Granite monument in the Soldiers' Lot at West Cemetery in Litchfield, Conn. |
During a recent visit, I counted 23 such headstones, each marked with an American flag and inscribed with the name of a Civil War soldier, his unit and date of death. But there are no bodies buried beneath any of them. As Connecticut Civil War expert Peter Vermilyea notes on his excellent "Hidden In Plain Sight" blog, these are "effigy" graves, memorial stones for victims whose bodies were unable to be returned home because they were unidentifiable or perhaps for financial reasons. (There is an effigy grave section in West Avon Cemetery in Avon, Conn., which includes a marker for Henry Evans, who was killed at Antietam and is buried at the national cemetery in Sharpsburg, Md..)

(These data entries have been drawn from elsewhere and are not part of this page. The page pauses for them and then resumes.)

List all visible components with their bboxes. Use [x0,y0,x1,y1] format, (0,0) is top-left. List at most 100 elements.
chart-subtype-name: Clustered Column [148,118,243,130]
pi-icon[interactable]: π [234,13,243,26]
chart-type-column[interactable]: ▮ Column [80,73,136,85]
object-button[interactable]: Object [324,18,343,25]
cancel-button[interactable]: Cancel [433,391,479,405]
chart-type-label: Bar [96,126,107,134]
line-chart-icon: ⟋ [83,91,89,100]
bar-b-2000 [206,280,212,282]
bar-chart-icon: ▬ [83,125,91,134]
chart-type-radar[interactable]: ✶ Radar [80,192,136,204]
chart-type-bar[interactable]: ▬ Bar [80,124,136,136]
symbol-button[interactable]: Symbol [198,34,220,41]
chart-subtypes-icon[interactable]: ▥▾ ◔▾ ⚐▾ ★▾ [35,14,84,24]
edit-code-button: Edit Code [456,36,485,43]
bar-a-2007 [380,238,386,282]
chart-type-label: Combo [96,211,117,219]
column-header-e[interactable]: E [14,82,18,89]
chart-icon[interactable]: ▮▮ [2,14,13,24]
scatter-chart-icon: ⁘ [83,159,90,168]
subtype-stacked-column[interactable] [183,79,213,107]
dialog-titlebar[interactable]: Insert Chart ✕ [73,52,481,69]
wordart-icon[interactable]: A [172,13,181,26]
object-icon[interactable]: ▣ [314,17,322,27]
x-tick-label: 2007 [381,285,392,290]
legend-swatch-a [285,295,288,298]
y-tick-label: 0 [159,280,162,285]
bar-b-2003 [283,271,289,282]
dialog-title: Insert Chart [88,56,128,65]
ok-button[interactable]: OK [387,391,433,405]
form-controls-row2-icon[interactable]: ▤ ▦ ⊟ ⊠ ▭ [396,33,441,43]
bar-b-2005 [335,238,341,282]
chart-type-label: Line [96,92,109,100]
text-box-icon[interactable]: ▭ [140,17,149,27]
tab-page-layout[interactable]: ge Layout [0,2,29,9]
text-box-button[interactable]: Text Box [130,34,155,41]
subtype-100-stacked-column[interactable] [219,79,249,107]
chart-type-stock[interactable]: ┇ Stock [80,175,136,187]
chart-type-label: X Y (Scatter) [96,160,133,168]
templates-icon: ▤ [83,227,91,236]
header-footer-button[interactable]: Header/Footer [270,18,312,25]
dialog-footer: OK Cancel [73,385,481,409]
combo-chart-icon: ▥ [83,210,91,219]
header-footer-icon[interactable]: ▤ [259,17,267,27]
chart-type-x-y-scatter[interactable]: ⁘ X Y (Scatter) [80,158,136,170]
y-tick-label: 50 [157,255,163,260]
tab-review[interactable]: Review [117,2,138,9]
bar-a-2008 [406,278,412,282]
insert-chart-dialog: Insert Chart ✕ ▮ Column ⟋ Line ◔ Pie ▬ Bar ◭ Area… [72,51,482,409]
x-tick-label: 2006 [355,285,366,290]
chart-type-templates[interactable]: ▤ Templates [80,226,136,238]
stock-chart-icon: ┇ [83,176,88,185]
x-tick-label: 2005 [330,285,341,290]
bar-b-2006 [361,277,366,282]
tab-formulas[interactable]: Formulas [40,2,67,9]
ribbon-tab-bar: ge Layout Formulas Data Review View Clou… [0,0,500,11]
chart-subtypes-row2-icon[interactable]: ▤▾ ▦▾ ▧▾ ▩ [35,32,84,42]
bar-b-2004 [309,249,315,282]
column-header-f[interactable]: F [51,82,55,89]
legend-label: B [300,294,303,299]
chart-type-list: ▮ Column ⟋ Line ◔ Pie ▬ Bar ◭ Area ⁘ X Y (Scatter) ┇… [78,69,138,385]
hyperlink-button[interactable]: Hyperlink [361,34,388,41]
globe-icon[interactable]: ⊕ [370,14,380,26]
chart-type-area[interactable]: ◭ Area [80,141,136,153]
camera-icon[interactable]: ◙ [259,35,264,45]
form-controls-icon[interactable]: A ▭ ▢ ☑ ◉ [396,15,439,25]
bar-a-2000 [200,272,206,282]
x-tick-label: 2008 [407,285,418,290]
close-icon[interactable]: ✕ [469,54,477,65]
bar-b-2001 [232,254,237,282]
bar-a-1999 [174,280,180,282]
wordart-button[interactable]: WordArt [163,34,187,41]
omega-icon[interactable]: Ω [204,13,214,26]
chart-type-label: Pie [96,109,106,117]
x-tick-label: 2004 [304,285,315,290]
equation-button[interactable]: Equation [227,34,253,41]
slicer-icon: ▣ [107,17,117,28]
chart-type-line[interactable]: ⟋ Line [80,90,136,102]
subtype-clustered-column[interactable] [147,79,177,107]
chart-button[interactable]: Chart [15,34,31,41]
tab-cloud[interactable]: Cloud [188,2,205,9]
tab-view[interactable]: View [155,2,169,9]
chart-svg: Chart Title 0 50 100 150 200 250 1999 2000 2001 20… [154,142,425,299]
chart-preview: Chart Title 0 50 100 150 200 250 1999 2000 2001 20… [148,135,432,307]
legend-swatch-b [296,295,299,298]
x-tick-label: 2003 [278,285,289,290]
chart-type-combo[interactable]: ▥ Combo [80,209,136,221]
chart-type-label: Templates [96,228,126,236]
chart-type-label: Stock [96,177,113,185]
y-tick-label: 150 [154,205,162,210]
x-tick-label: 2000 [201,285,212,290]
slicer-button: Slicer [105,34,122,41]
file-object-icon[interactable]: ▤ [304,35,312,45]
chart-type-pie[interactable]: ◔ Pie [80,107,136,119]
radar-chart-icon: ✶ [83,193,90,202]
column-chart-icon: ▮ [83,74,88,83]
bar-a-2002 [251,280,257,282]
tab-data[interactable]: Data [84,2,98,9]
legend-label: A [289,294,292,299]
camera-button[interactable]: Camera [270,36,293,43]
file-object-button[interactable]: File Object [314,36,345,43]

In her excellent book, "This Republic of Suffering," on death and dying during the Civil War, Drew Gilpin Faust wrote that at least half of the 625,000 Civil War dead were never identified, a staggering statistic. (Last year, a demographic historian estimated that 750,000 died during the Civil War.) The effigy grave section in West Cemetery was added in 1894, decades after the war ended, for the Litchfield Civil War soldiers whose remains were not returned home or never found or identified. Perhaps the effigy grave brought some comfort to a familiy that was unable to mourn the death of a loved one at a "real" grave. Musician Gutterman's actual grave, No. 4,015, is in Andersonville National Cemetery, 1,100 miles from his hometown of Litchfield.